# Toyota Tundra Help....Honest opinions Please.



## sixty4

Hello all. I went shopping for a new 1500 Silverado today. Make a long story short dealer told me you cant mount up a plow on the 1500's anymore (confirmed sort of with Chevrolet Chat told me 2500 series now is only covered should something go wrong). I am 65 years young with a bad hip Very hard to jump up in a truck these days like a 2500 or worse yet a 250 ford. I have a small route that the younger guys who work for me take care of in another truck I own (3/4 ton).

I need honest opinions on the new Toyota Tundra that guys have put plows on. I only do 3 sometimes 4 close stops and am thinking of the Tundra, it will be my everyday driver as well. Going down in morning to talk to the sales guy. Anything to ask about or look for as options for this? Also how do they plow, what brand plow are you using? Thanks sorry for my life story, but help is very much appreciated!


----------



## mercer_me

My Dad has a 2010 Tundra with a 7.5' Fisher SD and it handles the plow great. It pushes snow very well and has plenty of power. I'm currently looking to buy a Tundra myself and my plan is to put an 8' Fisher HD on it after I put a leveling kit and Timbrens in it. I would highly recommend a Tundra, in my honest opinion Tundras are the best 1/2 ton out there to plow with.


----------



## sixty4

mercer_me;1816838 said:


> My Dad has a 2010 Tundra with a 7.5' Fisher SD and it handles the plow great. It pushes snow very well and has plenty of power. I'm currently looking to buy a Tundra myself and my plan is to put an 8' Fisher HD on it after I put a leveling kit and Timbrens in it. I would highly recommend a Tundra, in my honest opinion Tundras are the best 1/2 ton out there to plow with.

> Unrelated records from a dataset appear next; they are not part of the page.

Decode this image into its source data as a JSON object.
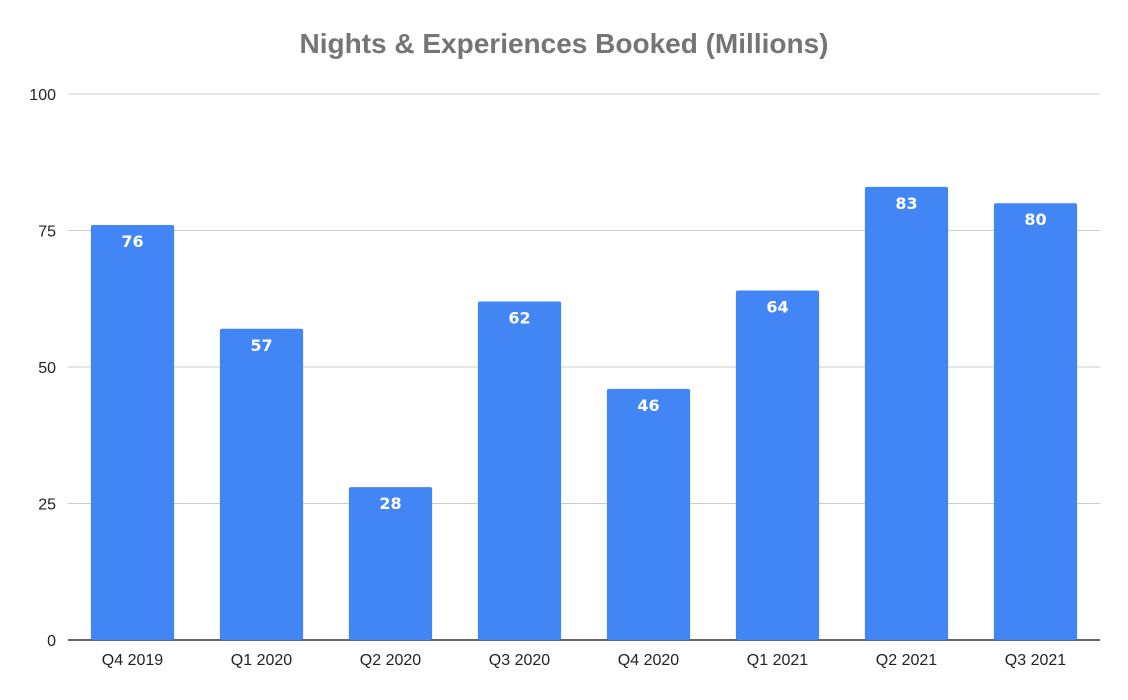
{
  "chart_data": {
    "type": "bar",
    "title": "Nights & Experiences Booked (Millions)",
    "xlabel": "",
    "ylabel": "",
    "categories": [
      "Q4 2019",
      "Q1 2020",
      "Q2 2020",
      "Q3 2020",
      "Q4 2020",
      "Q1 2021",
      "Q2 2021",
      "Q3 2021"
    ],
    "values": [
      76,
      57,
      28,
      62,
      46,
      64,
      83,
      80
    ],
    "data_labels": [
      "76",
      "57",
      "28",
      "62",
      "46",
      "64",
      "83",
      "80"
    ],
    "ylim": [
      0,
      100
    ],
    "yticks": [
      0,
      25,
      50,
      75,
      100
    ],
    "ytick_labels": [
      "0",
      "25",
      "50",
      "75",
      "100"
    ],
    "grid": true,
    "legend": "none",
    "colors": {
      "bar": "#4285f4",
      "grid": "#cccccc",
      "axis": "#333333",
      "title": "#757575"
    }
  }
}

Thank You for the reply! Going in to talk with sales guy in morning and take a drive (said he has a Tundra limited on the lot). Also want to look under the front of these to see how they are set up. What did you go with for a leveling kit?


----------



## mercer_me

sixty4;1816846 said:


> Thank You for the reply! Going in to talk with sales guy in morning and take a drive (said he has a Tundra limited on the lot). Also want to look under the front of these to see how they are set up. What did you go with for a leveling kit?

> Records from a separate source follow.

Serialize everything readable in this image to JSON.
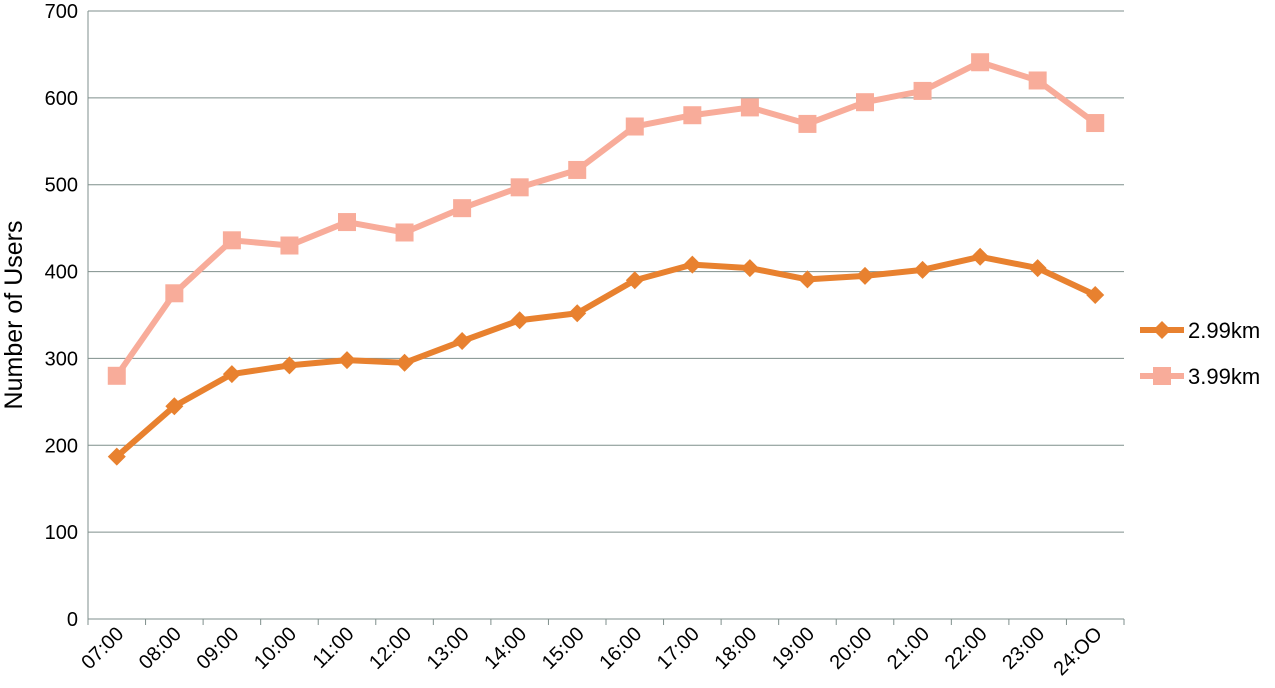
{
  "chart_data": {
    "type": "line",
    "title": "",
    "xlabel": "",
    "ylabel": "Number of Users",
    "ylim": [
      0,
      700
    ],
    "yticks": [
      0,
      100,
      200,
      300,
      400,
      500,
      600,
      700
    ],
    "grid": true,
    "legend_position": "right",
    "categories": [
      "07:00",
      "08:00",
      "09:00",
      "10:00",
      "11:00",
      "12:00",
      "13:00",
      "14:00",
      "15:00",
      "16:00",
      "17:00",
      "18:00",
      "19:00",
      "20:00",
      "21:00",
      "22:00",
      "23:00",
      "24:OO"
    ],
    "series": [
      {
        "name": "2.99km",
        "color": "#e8812f",
        "marker": "diamond",
        "values": [
          187,
          245,
          282,
          292,
          298,
          295,
          320,
          344,
          352,
          390,
          408,
          404,
          391,
          395,
          402,
          417,
          404,
          373
        ]
      },
      {
        "name": "3.99km",
        "color": "#f8ac9a",
        "marker": "square",
        "values": [
          280,
          375,
          436,
          430,
          457,
          445,
          473,
          497,
          517,
          567,
          580,
          589,
          570,
          595,
          608,
          641,
          620,
          571
        ]
      }
    ]
  }
}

My Fathers Tundra is completely stock when it comes to the suspension and it handles his 7.5' Fisher SD great. The truck only drops about 3/4" when the plow is raised. When I buy my own Tundra I'm going to go with Bilstien adjustable coil overs and Timbrens.


----------



## sixty4

Many thanks again!!


----------



## 1olddogtwo

I say new hip and a Truck


----------



## jstevens66

Tundras are the strongest half ton out there. They pretty much have a 3/4 ton suspension. I have a 2012 Toyota Tundra Double Cab with the TRD Off Road/SR5/and Tow Package on mine. Just the stock suspension and I also plow with a 7'6'' Fisher SD plow. The truck handles the plow great!!! I plow about ten houses or so and help a friend out with some commercial accounts. There is no shortage of power with these trucks, I would definitely get the 5.7L engine if I was you, if you do put a leveling kit on it, I would go for a Bilstein leveling kit as well. Also been hearing some good stuff about Old Man Emu leveling kits and springs too, (mercer knows lol). But with a leveling kit you can get a bigger heavier plow. I like Fisher plows, but its ultimately up to you what plow you put on. Believe me, you won't be disappointed with the Tundra!!!!


----------